Son numerosas las escenas en las que se alude a la pasividad de Bella, representada como una bella durmiente prerrafaelista, con su belleza marmórea y fantasmagórica. Bella mantiene su promesa de virginidad y se abandona a la muerte para encontrarse con su amado vampiro, como una renovada Ofelia. Al igual que las protagonistas de los cuentos, se separa de su madre y se expone a numerosos peligros que escapan al alcance de su padre. La situación de desprotección despierta en los hombres un deseo casi paternal. Ella prefiere morir para unirse a él, que vivir una vida insulsa sin él. Por lo tanto, de acuerdo con la idea inicial de Propp, la conquista de Bella equivale a la captura del objeto, que culminaría en el matrimonio. Es decir, Bella se prefigura como recompensa.
Este tipo de películas disfraza valores retrógrados bajo una superficie de actualidad, contraponiendo una actitud heroica y activa en la vertiente masculina, frente a la pasividad mística asociada a la parte femenina. La mujer se describe como objeto ganancial destinado al hombre.
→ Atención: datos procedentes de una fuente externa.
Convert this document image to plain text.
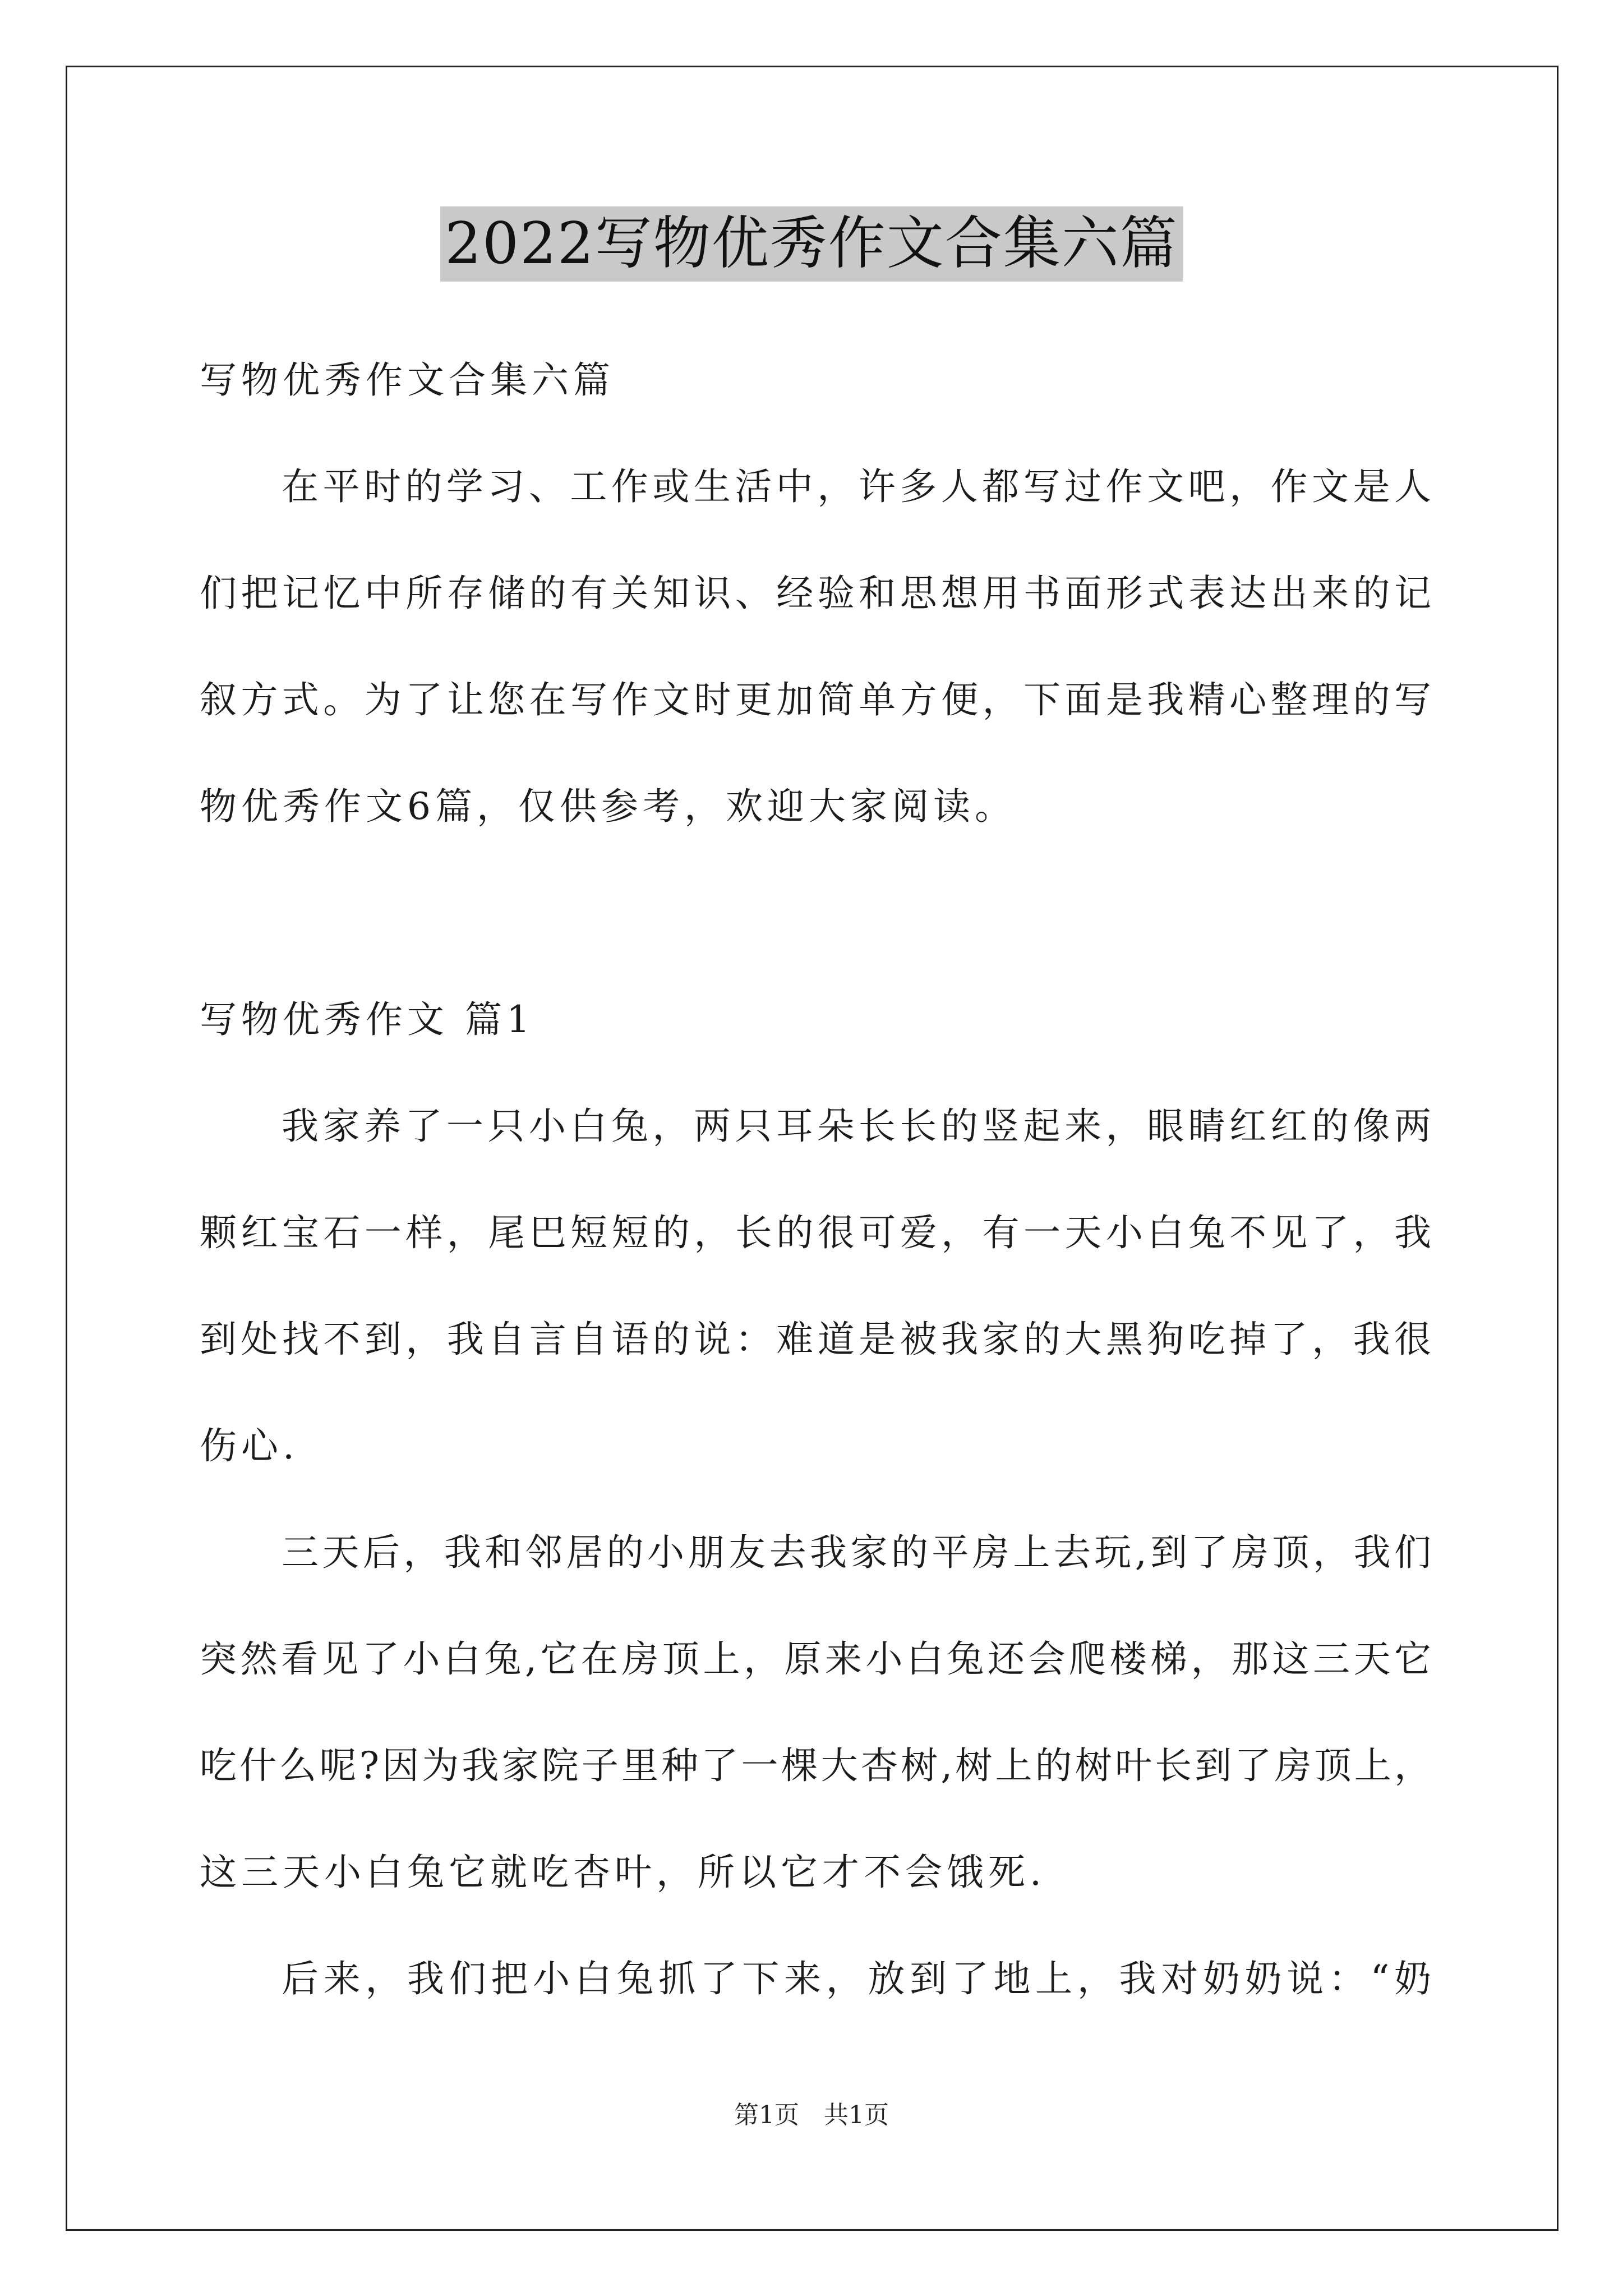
2022写物优秀作文合集六篇
写物优秀作文合集六篇
在平时的学习、工作或生活中，许多人都写过作文吧，作文是人
们把记忆中所存储的有关知识、经验和思想用书面形式表达出来的记
叙方式。为了让您在写作文时更加简单方便，下面是我精心整理的写
物优秀作文6篇，仅供参考，欢迎大家阅读。
写物优秀作文 篇1
我家养了一只小白兔，两只耳朵长长的竖起来，眼睛红红的像两
颗红宝石一样，尾巴短短的，长的很可爱，有一天小白兔不见了，我
到处找不到，我自言自语的说：难道是被我家的大黑狗吃掉了，我很
伤心.
三天后，我和邻居的小朋友去我家的平房上去玩,到了房顶，我们
突然看见了小白兔,它在房顶上，原来小白兔还会爬楼梯，那这三天它
吃什么呢?因为我家院子里种了一棵大杏树,树上的树叶长到了房顶上，
这三天小白兔它就吃杏叶，所以它才不会饿死.
后来，我们把小白兔抓了下来，放到了地上，我对奶奶说：“奶
第1页　共1页
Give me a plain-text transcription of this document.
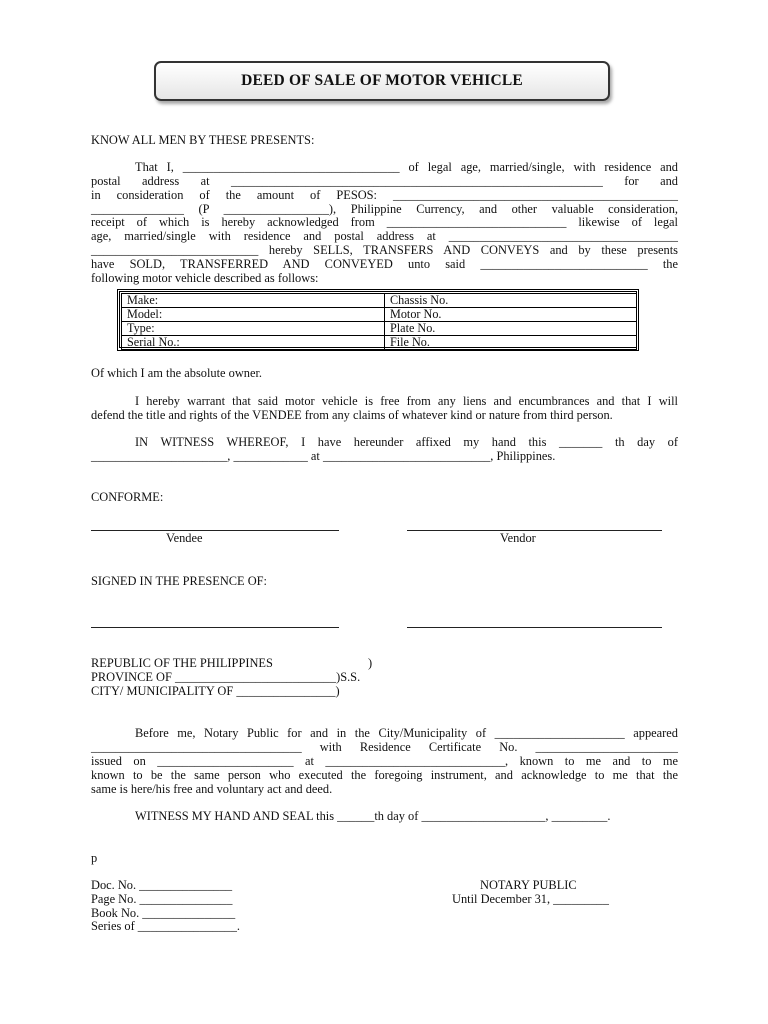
DEED OF SALE OF MOTOR VEHICLE
KNOW ALL MEN BY THESE PRESENTS:
That I, ___________________________________ of legal age, married/single, with residence and
postal address at ____________________________________________________________ for and
in consideration of the amount of PESOS: ______________________________________________
_______________ (P _________________), Philippine Currency, and other valuable consideration,
receipt of which is hereby acknowledged from _____________________________ likewise of legal
age, married/single with residence and postal address at _____________________________________
___________________________ hereby SELLS, TRANSFERS AND CONVEYS and by these presents
have SOLD, TRANSFERRED AND CONVEYED unto said ___________________________ the
following motor vehicle described as follows:
Make:	Chassis No.
Model:	Motor No.
Type:	Plate No.
Serial No.:	File No.
Of which I am the absolute owner.
I hereby warrant that said motor vehicle is free from any liens and encumbrances and that I will
defend the title and rights of the VENDEE from any claims of whatever kind or nature from third person.
IN WITNESS WHEREOF, I have hereunder affixed my hand this _______ th day of
______________________, ____________ at ___________________________, Philippines.
CONFORME:
Vendee	Vendor
SIGNED IN THE PRESENCE OF:
REPUBLIC OF THE PHILIPPINES	)
PROVINCE OF __________________________)S.S.
CITY/ MUNICIPALITY OF ________________)
Before me, Notary Public for and in the City/Municipality of _____________________ appeared
__________________________________ with Residence Certificate No. _______________________
issued on ______________________ at _____________________________, known to me and to me
known to be the same person who executed the foregoing instrument, and acknowledge to me that the
same is here/his free and voluntary act and deed.
WITNESS MY HAND AND SEAL this ______th day of ____________________, _________.
p
Doc. No. _______________
Page No. _______________
Book No. _______________
Series of ________________.
NOTARY PUBLIC
Until December 31, _________
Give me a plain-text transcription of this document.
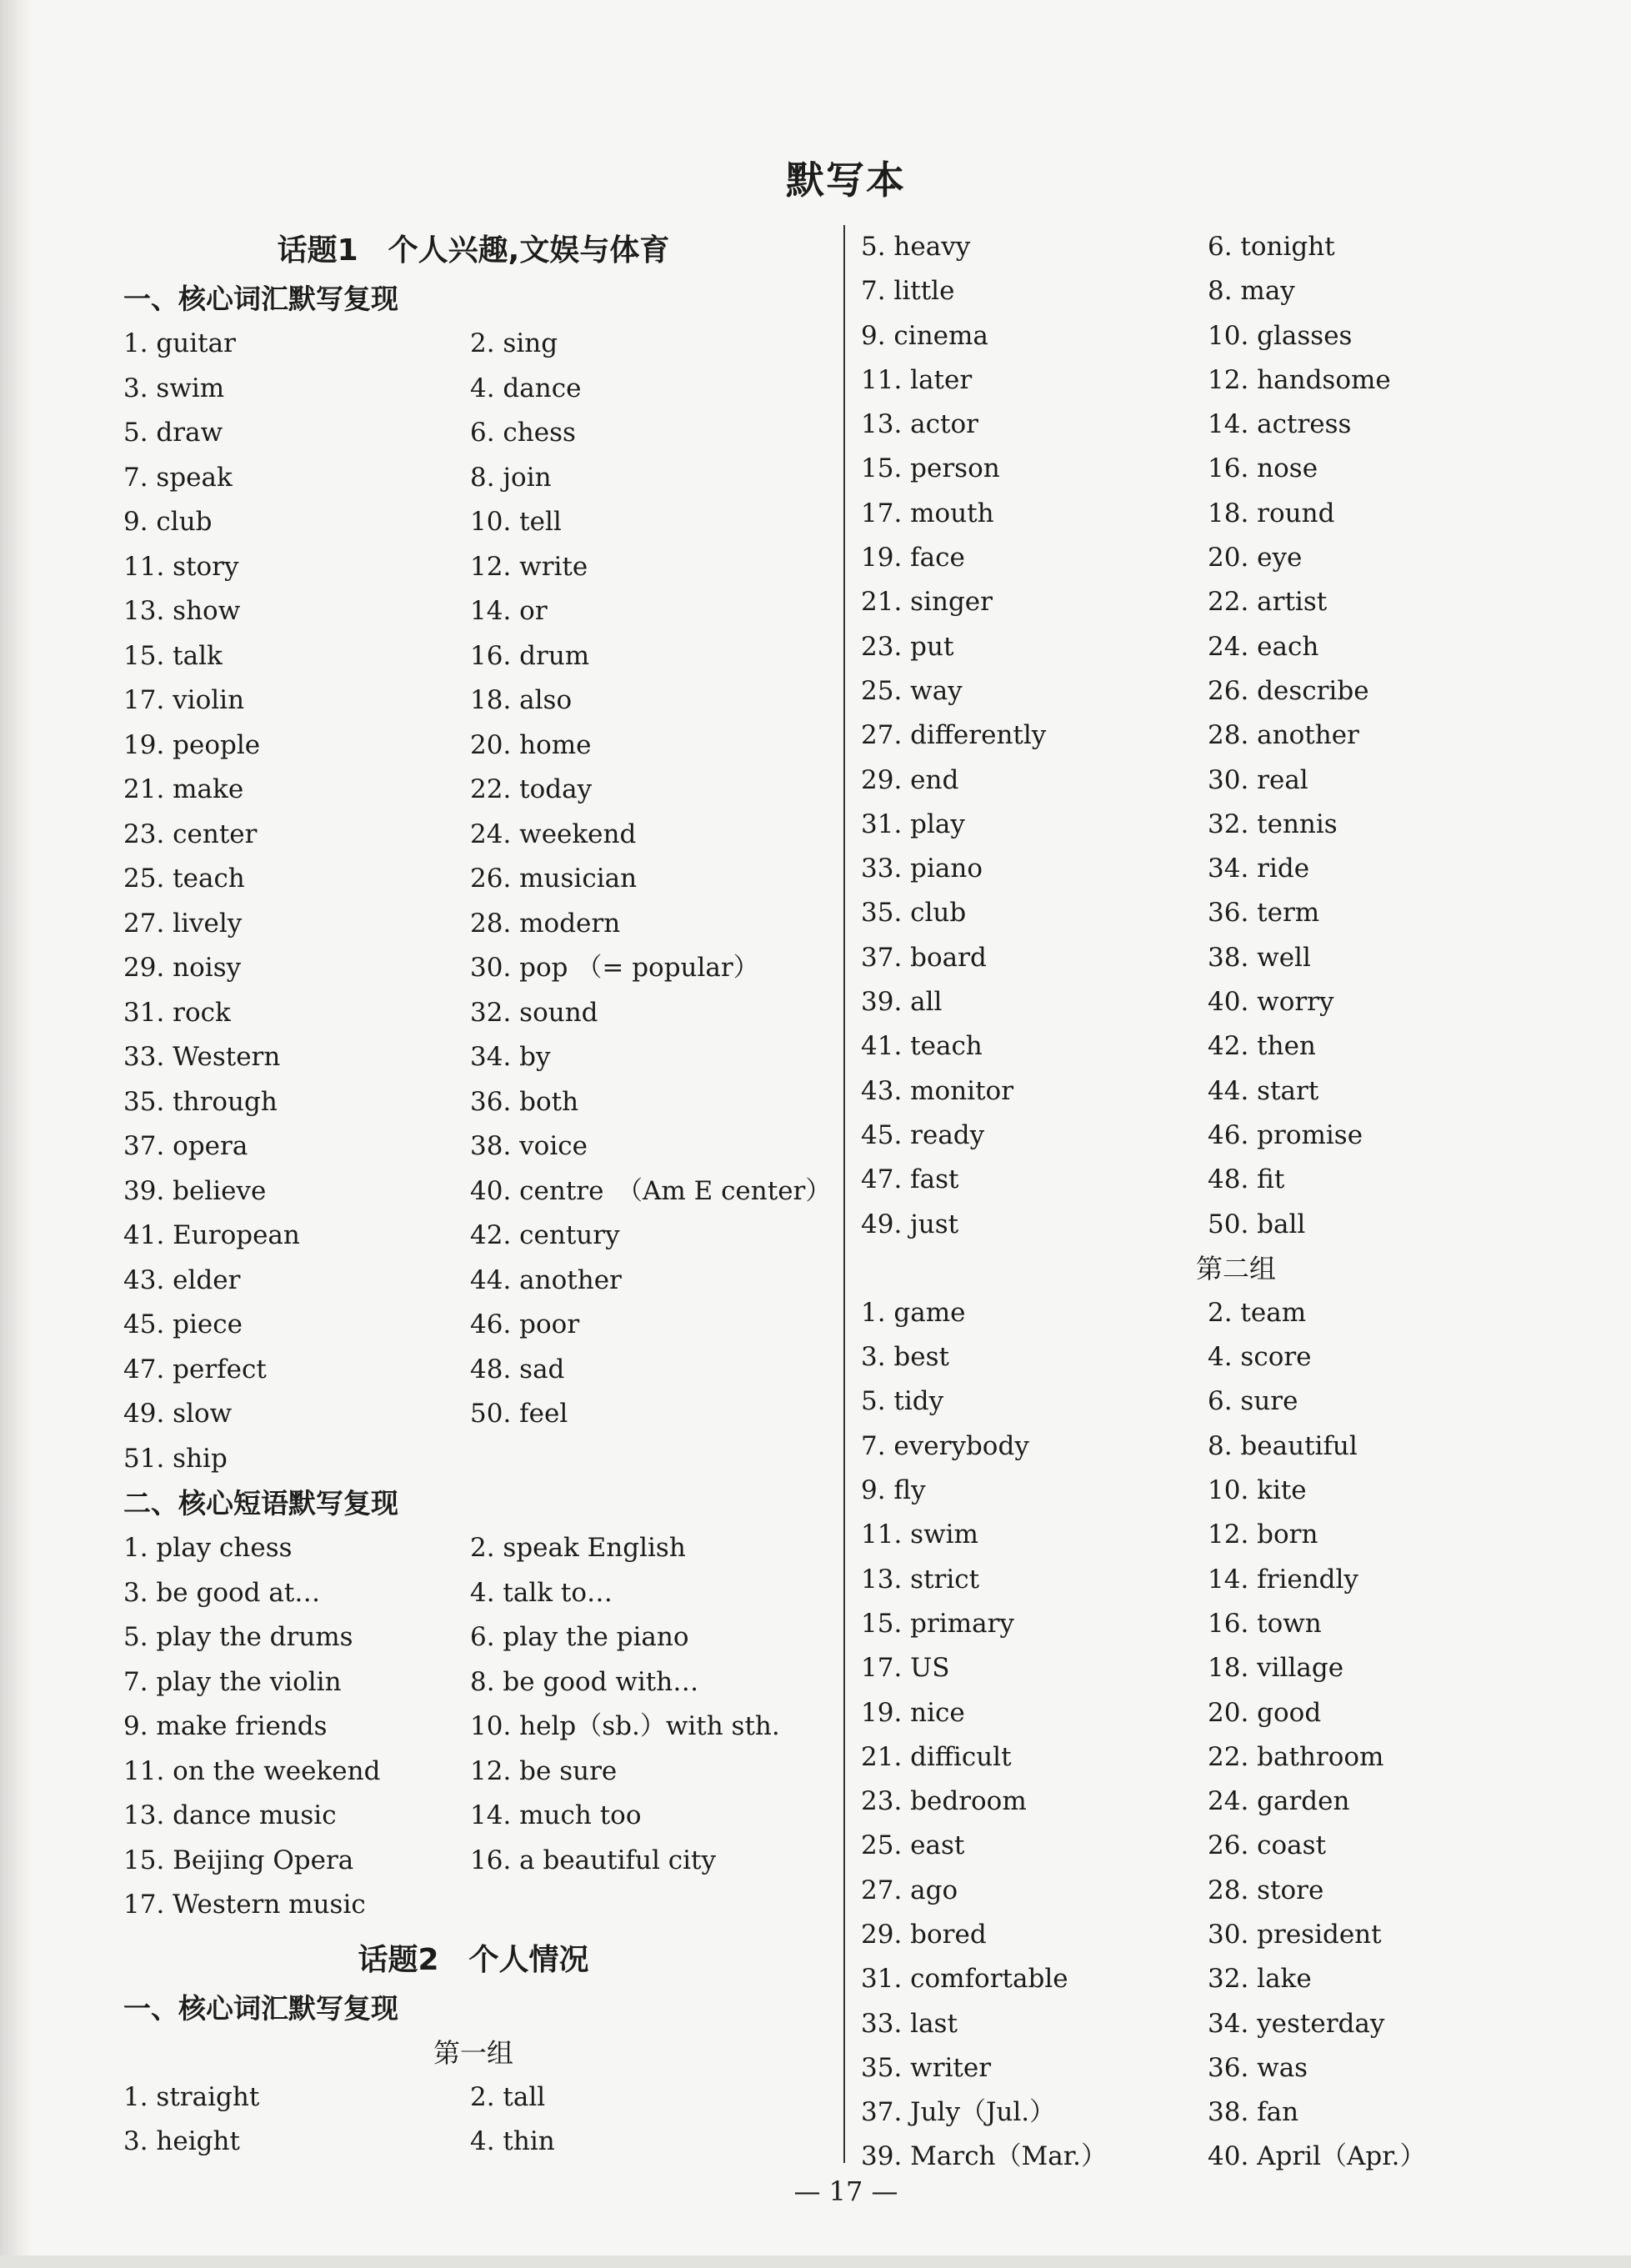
默写本
话题1　个人兴趣,文娱与体育
一、核心词汇默写复现
1. guitar	2. sing
3. swim	4. dance
5. draw	6. chess
7. speak	8. join
9. club	10. tell
11. story	12. write
13. show	14. or
15. talk	16. drum
17. violin	18. also
19. people	20. home
21. make	22. today
23. center	24. weekend
25. teach	26. musician
27. lively	28. modern
29. noisy	30. pop （= popular）
31. rock	32. sound
33. Western	34. by
35. through	36. both
37. opera	38. voice
39. believe	40. centre　（Am E center）
41. European	42. century
43. elder	44. another
45. piece	46. poor
47. perfect	48. sad
49. slow	50. feel
51. ship
二、核心短语默写复现
1. play chess	2. speak English
3. be good at…	4. talk to…
5. play the drums	6. play the piano
7. play the violin	8. be good with…
9. make friends	10. help（sb.）with sth.
11. on the weekend	12. be sure
13. dance music	14. much too
15. Beijing Opera	16. a beautiful city
17. Western music
话题2　个人情况
一、核心词汇默写复现
第一组
1. straight	2. tall
3. height	4. thin
5. heavy	6. tonight
7. little	8. may
9. cinema	10. glasses
11. later	12. handsome
13. actor	14. actress
15. person	16. nose
17. mouth	18. round
19. face	20. eye
21. singer	22. artist
23. put	24. each
25. way	26. describe
27. differently	28. another
29. end	30. real
31. play	32. tennis
33. piano	34. ride
35. club	36. term
37. board	38. well
39. all	40. worry
41. teach	42. then
43. monitor	44. start
45. ready	46. promise
47. fast	48. fit
49. just	50. ball
第二组
1. game	2. team
3. best	4. score
5. tidy	6. sure
7. everybody	8. beautiful
9. fly	10. kite
11. swim	12. born
13. strict	14. friendly
15. primary	16. town
17. US	18. village
19. nice	20. good
21. difficult	22. bathroom
23. bedroom	24. garden
25. east	26. coast
27. ago	28. store
29. bored	30. president
31. comfortable	32. lake
33. last	34. yesterday
35. writer	36. was
37. July（Jul.）	38. fan
39. March（Mar.）	40. April（Apr.）
— 17 —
Estos valores no permanecen en la actualidad en el mundo de la ficción. Al contrario, la publicidad se retroalimenta de estos arquetipos para prometer bienes gananciales destinados a los hombres, a través de bellas inmóviles de mirada sensual o mujeres fatales, perversas insaciables, que apelan directamente al príncipe renovado, sentado en su trono frente al televisor.
Estos patrones y valores ocultos están configurando nuestra propia identidad individual y colectiva. Ante esta cruda realidad, peligrosa porque está camuflada, es posible recurrir a la ficción literaria o artística para cuestionar el contenido de estos roles. Ese es el trasfondo ideológico que ha motivado la instalación Espejito Espejito que ha revestido de pintura el exterior de las Juntas Generales de Bizkaia las últimas semanas: una crítica hacia estos valores ocupando su falso reflejo, e instando al público a reflexionar.